アナンシの物語群はアシャンティではアナンセセム(Anansesem)、スリナムではアナンシ=トリ(Anansi-Tori)、キュラソーではKuent'i Nanziとして知られる。
一部の物語では、アナンシは、太陽、星、月の創造に関わり、人類に農耕の技術を教えたとされる。またある物語によれば、アナンシが世界中の知恵を瓢箪に封じ込めようとしたという。アナンシは結局、知恵をすべて独占しようとすることの虚しさを悟り、知恵を解き放つ。

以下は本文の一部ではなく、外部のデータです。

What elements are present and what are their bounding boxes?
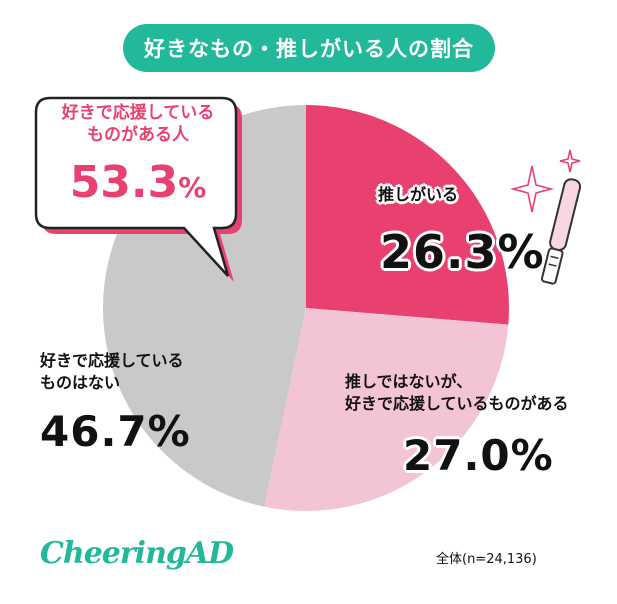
callout-unit: % xyxy=(178,171,207,204)
label-none: 好きで応援している ものはない xyxy=(40,350,184,394)
label-none-line1: 好きで応援している xyxy=(40,351,184,370)
sparkle-icon xyxy=(509,149,581,213)
label-oshi-pct: 26.3% xyxy=(380,225,545,279)
callout-line2: ものがある人 xyxy=(87,125,189,145)
label-oshi: 推しがいる xyxy=(378,184,458,206)
label-fan-pct: 27.0% xyxy=(403,431,554,480)
label-fan-line2: 好きで応援しているものがある xyxy=(345,394,569,413)
penlight-icon xyxy=(540,178,582,285)
label-none-pct: 46.7% xyxy=(40,407,191,456)
callout-number: 53.3 xyxy=(69,157,179,208)
label-fan: 推しではないが、 好きで応援しているものがある xyxy=(345,371,569,415)
label-none-line2: ものはない xyxy=(40,373,121,392)
label-oshi-text: 推しがいる xyxy=(378,185,459,204)
callout-value: 53.3% xyxy=(38,158,238,213)
pie-slice-oshi xyxy=(306,105,509,325)
callout-bubble xyxy=(34,96,242,282)
callout-line1: 好きで応援している xyxy=(61,103,215,123)
pie-slice-fan xyxy=(264,308,509,511)
cheeringad-logo: CheeringAD xyxy=(40,536,234,571)
chart-title: 好きなもの・推しがいる人の割合 xyxy=(123,24,495,72)
label-fan-line1: 推しではないが、 xyxy=(345,372,473,391)
callout-text: 好きで応援している ものがある人 xyxy=(38,102,238,146)
sample-size-note: 全体(n=24,136) xyxy=(436,552,537,567)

アナンシが登場する民話を持つ文化の多くが、アナンシが自身の物語にとどまらず「すべての物語の王」となったとする物語を持つ。この物語のうち、原型となるアシャンティのあるバージョンでは、アナンシは天空神ニャメに「すべての物語の王」の名を乞うた。そこでニャメは「短剣の歯のジャガー」、「火の針の雀蜂」、「人がまだ見ぬ妖精」を捕らえることができたら「物語の王」にしてやろうと言った。ニャメは無理だと考えたのだが、アナンシは承知した。それからアナンシは、彼を食おうとするジャガーをだましてあるゲームに引き込み、ジャガーを縛り上げてしまう。雀蜂には、雨が降っていると偽って瓢箪に入るようにとだます。妖精は、後述のやに(またはタール)の赤ん坊を使ってだます。彼はこれらの獲物をニャメに差しだし、「すべての物語の王」となった。この物語の別の、カリブの変種では、アナンシは蛇を捕らえて獅子(または虎)に差し出す。
ときには、アナンシのほうがだまされる。ある挿話では、食物を盗みにいった後にタールでつくった赤ん坊の人形と争い、あべこべに負かされてしまう。「タールの赤ん坊」の挿話は、アフリカのさまざまな民族の民話に現れる。米国や日本では『リーマスじいやのした話』に見えるブレア・ラビットのバージョンがよく知られている[1]。これらは米国南部のアフリカ系アメリカ人の民話から受け継がれたものである。後にこのバージョンはウォルト・ディズニーによる1946年の実写・アニメ映画『南部の唄』に取り入れられた。
アナンシ物語には、アナンシが人々をだまして食物や金銭など利益になりそうなものを得ようとするが、かえってそのために貧しくなるというものも多い。